I am not from the New Orleans area and have only visited there. If it weren’t so stinking hot and humid there in the summer I might want to live there. I love New Orleans in the fall months. I am telling you all of this so that you will understand that I am not claiming that this is an authentic southern style red beans and rice recipe made in my grandmomma’s house in the deep south or even taught to me be anyone who lives even near the Mississippi Delta.
This a recipe that recreates for me what my mind remembers as one of the best rice and beans dishes I had ever eaten. I ate it in New Orleans but don’t ask me to tell you when or where. I used to travel with my job in my younger years, and New Orleans was frequently on my agenda.
I do not put any tomato products in my red beans and rice, but if you do, that’s OK. I used to make red beans that I served over rice for some of my Hispanic friends in Florida and it had all kind of things in it, like Sofrito and tomato sauce. To each their own. I will eat them this way, but prefer the no tomato way.
I like to use half Andouille, or another hot sausage, and half regular old smoked sausage all sliced into disks. Then I brown them off in a hot oven before simmering them in my liquid. I do not even start my beans until the liquid has been simmered and full of flavor.
Side note: If you find yourself with some hot sausage that is just sinus clearing hot, like I did today, use half if you prefer a milder version of red beans (like I do) and cut it into smaller dices after browning if desired to reduce the bite. I will also leave my Creole seasoning and ½ teaspoon this time.
I do not presoak my beans, I do not precook my beans. I allow them to cook fully in the flavored liquid. Some of the beans will break open and thicken the liquid. I like it this way. I have to admit I also make my ham and navy beans this way too.
Preheat oven to 400 degrees F.
Slice sausages into disks and place on a baking pan that has been sprayed with cooking spray.
Place sausages into heated oven and cook until sausages start to brown, about 10 to 15 minutes.

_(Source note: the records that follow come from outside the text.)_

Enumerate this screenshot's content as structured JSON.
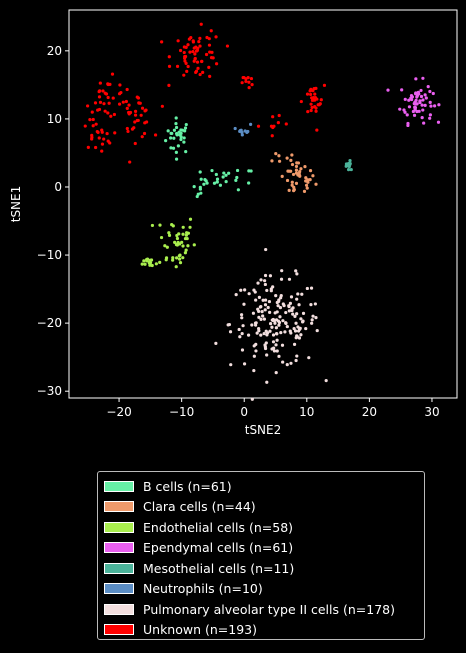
{
  "chart_data": {
    "type": "scatter",
    "xlabel": "tSNE2",
    "ylabel": "tSNE1",
    "xlim": [
      -28,
      34
    ],
    "ylim": [
      -31,
      26
    ],
    "xticks": [
      -20,
      -10,
      0,
      10,
      20,
      30
    ],
    "yticks": [
      -30,
      -20,
      -10,
      0,
      10,
      20
    ],
    "grid": false,
    "legend_position": "below",
    "series": [
      {
        "name": "B cells (n=61)",
        "color": "#66f0a6",
        "clusters": [
          {
            "cx": -10.5,
            "cy": 7.5,
            "sx": 1.0,
            "sy": 1.3,
            "n": 30
          },
          {
            "cx": -2.5,
            "cy": 1.2,
            "sx": 2.2,
            "sy": 0.8,
            "n": 24
          },
          {
            "cx": -7.5,
            "cy": -0.5,
            "sx": 0.7,
            "sy": 0.6,
            "n": 7
          }
        ]
      },
      {
        "name": "Clara cells (n=44)",
        "color": "#ef9a6b",
        "clusters": [
          {
            "cx": 8.5,
            "cy": 1.2,
            "sx": 1.4,
            "sy": 1.4,
            "n": 40
          },
          {
            "cx": 5.0,
            "cy": 4.2,
            "sx": 0.5,
            "sy": 0.5,
            "n": 4
          }
        ]
      },
      {
        "name": "Endothelial cells (n=58)",
        "color": "#a9ee4e",
        "clusters": [
          {
            "cx": -11.0,
            "cy": -8.0,
            "sx": 1.6,
            "sy": 2.2,
            "n": 45
          },
          {
            "cx": -15.0,
            "cy": -11.0,
            "sx": 0.6,
            "sy": 0.4,
            "n": 13
          }
        ]
      },
      {
        "name": "Ependymal cells (n=61)",
        "color": "#ea5ff0",
        "clusters": [
          {
            "cx": 27.5,
            "cy": 12.5,
            "sx": 1.3,
            "sy": 1.5,
            "n": 61
          }
        ]
      },
      {
        "name": "Mesothelial cells (n=11)",
        "color": "#4bb39a",
        "clusters": [
          {
            "cx": 16.8,
            "cy": 3.0,
            "sx": 0.6,
            "sy": 0.5,
            "n": 11
          }
        ]
      },
      {
        "name": "Neutrophils (n=10)",
        "color": "#5b8dc4",
        "clusters": [
          {
            "cx": 0.0,
            "cy": 8.5,
            "sx": 0.5,
            "sy": 0.4,
            "n": 10
          }
        ]
      },
      {
        "name": "Pulmonary alveolar type II cells (n=178)",
        "color": "#f2dede",
        "clusters": [
          {
            "cx": 5.0,
            "cy": -20.0,
            "sx": 3.6,
            "sy": 3.3,
            "n": 178
          }
        ]
      },
      {
        "name": "Unknown (n=193)",
        "color": "#ff0000",
        "clusters": [
          {
            "cx": -7.5,
            "cy": 19.5,
            "sx": 2.0,
            "sy": 1.8,
            "n": 60
          },
          {
            "cx": -22.0,
            "cy": 13.0,
            "sx": 1.6,
            "sy": 1.5,
            "n": 30
          },
          {
            "cx": -17.5,
            "cy": 10.5,
            "sx": 1.4,
            "sy": 1.7,
            "n": 35
          },
          {
            "cx": -23.5,
            "cy": 7.5,
            "sx": 1.2,
            "sy": 1.0,
            "n": 20
          },
          {
            "cx": 11.0,
            "cy": 12.5,
            "sx": 0.9,
            "sy": 1.2,
            "n": 28
          },
          {
            "cx": 0.5,
            "cy": 15.5,
            "sx": 0.4,
            "sy": 0.5,
            "n": 10
          },
          {
            "cx": 5.5,
            "cy": 9.0,
            "sx": 3.5,
            "sy": 1.5,
            "n": 10
          }
        ]
      }
    ]
  }
}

Stir the sausages and continue baking until some of the sausage disks start to get crispy and dark brown. Another 10 to 15 minutes.
Remove from oven and set aside.
While sausages are cooking, add oil to large saucepan and heat to medium.
Add peppers, onions, and celery to pan and cook until they start to softened, about 10 minutes.
Add the cooked sausage to the pot and stir to combine with vegetables.
Cook for another 5 to 10 minutes.
Add at least 2 liters of water to the pan and bring to a boil.
Once boiling, reduce heat to a simmer. Simmer until vegetables are soft, 60 to 90 minutes.
Bring back to a boil and add beans. Add more water to the pan if necessary to make sure liquid covers beans by about 2 inches. Once boiling, reduce heat back to a simmer.
Allow to simmer until beans are tender and cooked though, adding more water as needed to keep beans from drying out. Do not add to much water or will have red bean and sausage. This step may take 4 hours or more.
Serve over plain white rice, I prefer long grain white rice.